Buck the Trend: Going Platinum

With “Blonde” being the number 3 hair trend of the Fall season, according to Elle, I thought I should forewarn women of the damage that ensues once you go bleach blonde, from my personal experience. Yes, I used to be bleached blonde. “Platinum” if you will. It was absolutely awesome—blondes DO have more fun—but it wreaked havoc on my strands and would have wreaked havoc on my bank account, too, if I weren’t working in the salon! Below is my Before & After: sleek platinum locks (circa July 2011) to tousled natural waves (circa October 2012)

If you’re an avid Twitter bug, then I’m sure you’ve heard of OscarPRGirl, aka Erika Bearman. She is the Director of Communications for Oscar de la Renta, and is fawned over as she Tweets the goings-on within de la Renta’s design atelier. Last week, Bearman took the plunge and underwent a total transformation going from an espresso brunette to icy pale blonde. Vogue documented her whole experience here.

Undergoing this drastic of a change does much more than just change your outward appearance. Once the bleaching agent is applied, it penetrates the hair shaft in order to alter and strip your strands’ natural color. The chemicals force open your strands’ cuticle scales making your hair more porous, meaning that your hair won’t hold color as well and moisture as well as it did before. If you’ve ever heard a stylist say, “My hair drops color quickly” or “My ends feel like straw” it’s typically because they have bleached their hair at one point or another and they are facing the aftermath.

With platinum locks come a platinum price: the ultimate upkeep. After you’ve undergone the process, you will face maintenance in the most costly ways: moisture treatments, non-color depositing products, non-yellowing products, altering your shampooing habits (decrease to help retain moisture), frequent root touch ups depending on hair growth, salon trips for toner touch ups, etc.

Things to Consider Before Heading to the Salon:

1. Realize that it’s a Commitment

Talk about Maintenance!! Transforming your look to this near-zero pigment is difficult to maintain.
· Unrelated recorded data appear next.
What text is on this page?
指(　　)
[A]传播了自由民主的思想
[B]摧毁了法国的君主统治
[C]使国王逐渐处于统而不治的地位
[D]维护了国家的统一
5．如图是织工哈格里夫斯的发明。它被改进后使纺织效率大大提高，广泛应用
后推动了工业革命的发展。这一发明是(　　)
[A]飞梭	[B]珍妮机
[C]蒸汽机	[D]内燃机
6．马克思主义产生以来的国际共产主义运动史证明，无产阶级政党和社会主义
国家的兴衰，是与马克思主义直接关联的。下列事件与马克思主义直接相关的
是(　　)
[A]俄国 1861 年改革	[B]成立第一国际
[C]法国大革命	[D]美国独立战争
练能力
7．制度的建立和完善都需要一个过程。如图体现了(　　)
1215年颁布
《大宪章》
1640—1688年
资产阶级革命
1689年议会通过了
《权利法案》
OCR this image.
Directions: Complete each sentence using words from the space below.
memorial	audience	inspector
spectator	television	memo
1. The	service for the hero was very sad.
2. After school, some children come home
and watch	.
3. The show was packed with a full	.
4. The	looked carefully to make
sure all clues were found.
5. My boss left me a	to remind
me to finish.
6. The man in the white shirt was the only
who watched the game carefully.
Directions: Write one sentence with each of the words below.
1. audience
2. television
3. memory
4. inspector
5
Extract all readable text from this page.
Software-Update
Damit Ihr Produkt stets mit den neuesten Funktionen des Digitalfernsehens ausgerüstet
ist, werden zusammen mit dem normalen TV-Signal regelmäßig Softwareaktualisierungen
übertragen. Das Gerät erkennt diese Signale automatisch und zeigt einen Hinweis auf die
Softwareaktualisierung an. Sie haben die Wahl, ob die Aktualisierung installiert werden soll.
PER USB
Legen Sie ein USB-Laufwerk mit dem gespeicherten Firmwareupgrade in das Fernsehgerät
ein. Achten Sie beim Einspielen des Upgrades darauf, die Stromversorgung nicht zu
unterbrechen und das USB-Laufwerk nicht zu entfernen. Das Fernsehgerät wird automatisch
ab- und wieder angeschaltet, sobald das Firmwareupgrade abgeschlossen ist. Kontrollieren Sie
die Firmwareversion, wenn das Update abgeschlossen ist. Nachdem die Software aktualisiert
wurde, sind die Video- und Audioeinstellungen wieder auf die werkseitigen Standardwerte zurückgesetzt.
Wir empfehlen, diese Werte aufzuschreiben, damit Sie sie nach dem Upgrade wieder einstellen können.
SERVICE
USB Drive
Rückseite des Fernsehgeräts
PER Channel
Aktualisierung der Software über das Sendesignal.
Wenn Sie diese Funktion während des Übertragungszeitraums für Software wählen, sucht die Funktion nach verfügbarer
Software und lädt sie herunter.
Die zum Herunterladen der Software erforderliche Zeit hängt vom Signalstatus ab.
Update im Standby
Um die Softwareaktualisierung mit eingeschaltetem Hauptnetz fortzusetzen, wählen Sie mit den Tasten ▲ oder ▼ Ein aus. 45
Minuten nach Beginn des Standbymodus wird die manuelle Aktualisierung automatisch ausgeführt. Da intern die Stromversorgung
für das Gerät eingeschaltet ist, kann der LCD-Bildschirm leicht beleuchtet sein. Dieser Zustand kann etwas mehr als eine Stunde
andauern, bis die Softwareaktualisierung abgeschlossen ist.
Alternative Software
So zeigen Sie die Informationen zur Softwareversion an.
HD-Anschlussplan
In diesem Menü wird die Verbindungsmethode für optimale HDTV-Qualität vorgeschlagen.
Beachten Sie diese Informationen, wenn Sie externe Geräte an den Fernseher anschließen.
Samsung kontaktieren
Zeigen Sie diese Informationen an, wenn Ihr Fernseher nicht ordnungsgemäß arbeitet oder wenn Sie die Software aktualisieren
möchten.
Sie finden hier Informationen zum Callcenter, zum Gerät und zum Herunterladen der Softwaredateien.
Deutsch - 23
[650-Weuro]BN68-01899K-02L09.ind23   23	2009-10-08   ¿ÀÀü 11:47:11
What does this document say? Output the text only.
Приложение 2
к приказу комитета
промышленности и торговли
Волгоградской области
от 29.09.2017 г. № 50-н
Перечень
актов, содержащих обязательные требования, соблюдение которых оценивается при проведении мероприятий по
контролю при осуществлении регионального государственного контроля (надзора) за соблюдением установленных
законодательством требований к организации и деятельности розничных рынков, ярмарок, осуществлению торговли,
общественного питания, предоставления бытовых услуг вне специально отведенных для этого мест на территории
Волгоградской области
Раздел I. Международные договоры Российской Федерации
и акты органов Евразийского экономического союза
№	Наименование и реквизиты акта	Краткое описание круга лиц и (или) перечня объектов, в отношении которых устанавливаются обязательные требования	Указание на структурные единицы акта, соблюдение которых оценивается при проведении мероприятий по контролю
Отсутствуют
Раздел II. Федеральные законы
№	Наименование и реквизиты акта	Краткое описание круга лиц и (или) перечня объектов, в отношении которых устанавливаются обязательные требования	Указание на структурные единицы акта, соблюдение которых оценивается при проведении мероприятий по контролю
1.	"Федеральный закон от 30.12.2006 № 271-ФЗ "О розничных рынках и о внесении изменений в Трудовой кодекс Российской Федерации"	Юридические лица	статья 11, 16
Shampoos, hairsprays, gels, and oils can all cause yellowing or brassiness to occur. Be diligent when buying products—look for clear liquids and gels with NO pigment. Expect to make occasional trips to the salon for a toner treatment in-between full dye jobs to keep your look icy—not brassy.

2. It’s a Financial Investment

If your hair grows quickly, be prepared to be shelling out cash to maintain your tresses. As I would get my roots done at my former salon employer, I would ask how much my appointment would cost as a paying customer. I was astounded to learn that women actually pay upwards of $400 to have their strands professionally stripped of all pigment! Granted, I was working at an upscale fashion-forward downtown salon, but know that the upkeep and initial appointment may cost more than you think.

3. It’s Damaging to Your Strands

“Once you bleach […] you’ve altered the strength of your hair, making it weaker. If you add blow drying and styling on top of bleaching, you can really damage your ‘do, causing hair breakage, a dull look, and split ends” (CBS News). Not to mention the straw-like feel and texture your ends will have after 6 months of upkeep. Did I mention that your hair will be significantly more porous? Sorry to ruin the surprise, but if you don’t like how you look with bleached tresses it will be nothing but an uphill battle to grow it out. Once color is applied over the porous strands, color will “drop” over the course of 5 shampoos or less (this often results in an unintended ombre). Overall: Your Hair Will Change in Texture, Moisture level, and Thickness/fullness.

4. Your Wardrobe May Need Tweaking

Ok, so no woman needs an excuse to go shopping, but undergoing a drastic change in hair color may change how you look at your clothes. When I was platinum I felt I could never wear pastels, white, or any light colors for that matter. I opted for darks, a lot of black, and jewel tones because of the high contrast it provided. While I don’t generally wear pastels because I’m very fair, the white-blonde hair made me almost monochromatic so I never even wanted to wear white.

  • Also note that your skin tone may look different in the mirror as well. My blonde strands enhanced the pinky tones in my skin whenever I blushed or had a sunburn.